Calculate the mass of urea (`NH_2CONH_2`) required in making 4.5kg of 0.35 molal aqueous solution.

To calculate the mass of urea (NH₂CONH₂) required to make a 4.5 kg of a 0.35 molal aqueous solution, follow these steps: ### Step 1: Understand the definition of molality Molality (m) is defined as the number of moles of solute (urea, in this case) per kilogram of solvent (water). A 0.35 molal solution means there are 0.35 moles of urea in 1 kg of water. ### Step 2: Calculate the number of moles of urea required for 4.5 kg of solution Since the solution is 0.35 molal, we first need to find out how many kilograms of water are present in 4.5 kg of solution. Assuming that the mass of the solute (urea) is negligible compared to the mass of the solvent, we can approximate that the mass of the solvent (water) is about 4.5 kg. However, to be more accurate, we will consider the mass of the urea that will be added to the solution. ### Step 3: Calculate the mass of water in the solution Let \( x \) be the mass of urea in grams. The mass of water in the solution will then be: \[ \text{Mass of water} = 4500 \, \text{g} - x \] ### Step 4: Set up the equation for molality Using the definition of molality: \[ 0.35 = \frac{\text{moles of urea}}{\text{mass of water in kg}} \] The moles of urea can be calculated as: \[ \text{moles of urea} = \frac{x}{60} \] where 60 g/mol is the molar mass of urea.
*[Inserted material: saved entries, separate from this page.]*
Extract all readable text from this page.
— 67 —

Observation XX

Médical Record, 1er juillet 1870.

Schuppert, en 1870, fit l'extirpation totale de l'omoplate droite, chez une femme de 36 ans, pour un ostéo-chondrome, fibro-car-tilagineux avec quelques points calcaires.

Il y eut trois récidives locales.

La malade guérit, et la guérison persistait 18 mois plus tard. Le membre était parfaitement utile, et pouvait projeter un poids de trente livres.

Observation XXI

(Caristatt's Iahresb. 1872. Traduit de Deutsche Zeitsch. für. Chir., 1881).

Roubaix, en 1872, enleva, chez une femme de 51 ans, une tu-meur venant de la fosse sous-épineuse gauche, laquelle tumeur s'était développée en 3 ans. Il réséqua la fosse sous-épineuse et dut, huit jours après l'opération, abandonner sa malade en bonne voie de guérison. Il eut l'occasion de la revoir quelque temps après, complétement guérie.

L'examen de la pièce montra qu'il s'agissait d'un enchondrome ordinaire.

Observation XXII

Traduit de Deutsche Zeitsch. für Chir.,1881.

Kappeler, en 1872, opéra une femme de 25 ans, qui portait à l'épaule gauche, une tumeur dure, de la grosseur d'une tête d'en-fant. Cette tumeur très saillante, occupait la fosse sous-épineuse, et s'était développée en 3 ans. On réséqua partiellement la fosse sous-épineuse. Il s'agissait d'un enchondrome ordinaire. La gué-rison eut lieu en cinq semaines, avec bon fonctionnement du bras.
The mass of water in kg is: \[ \text{mass of water in kg} = \frac{4500 - x}{1000} \] ### Step 5: Substitute and solve for \( x \) Now substituting into the molality equation: \[ 0.35 = \frac{\frac{x}{60}}{\frac{4500 - x}{1000}} \] Cross-multiplying gives: \[ 0.35 \times (4500 - x) = \frac{x}{60} \times 1000 \] \[ 0.35 \times 4500 - 0.35x = \frac{1000x}{60} \] \[ 1575 - 0.35x = \frac{1000x}{60} \] Now, multiplying through by 60 to eliminate the fraction: \[ 60 \times 1575 - 21x = 1000x \] \[ 94500 - 21x = 1000x \] Combining like terms: \[ 94500 = 1021x \] Solving for \( x \): \[ x = \frac{94500}{1021} \approx 92.5 \, \text{g} \] ### Final Answer The mass of urea required to make 4.5 kg of a 0.35 molal aqueous solution is approximately **92.5 grams**. ---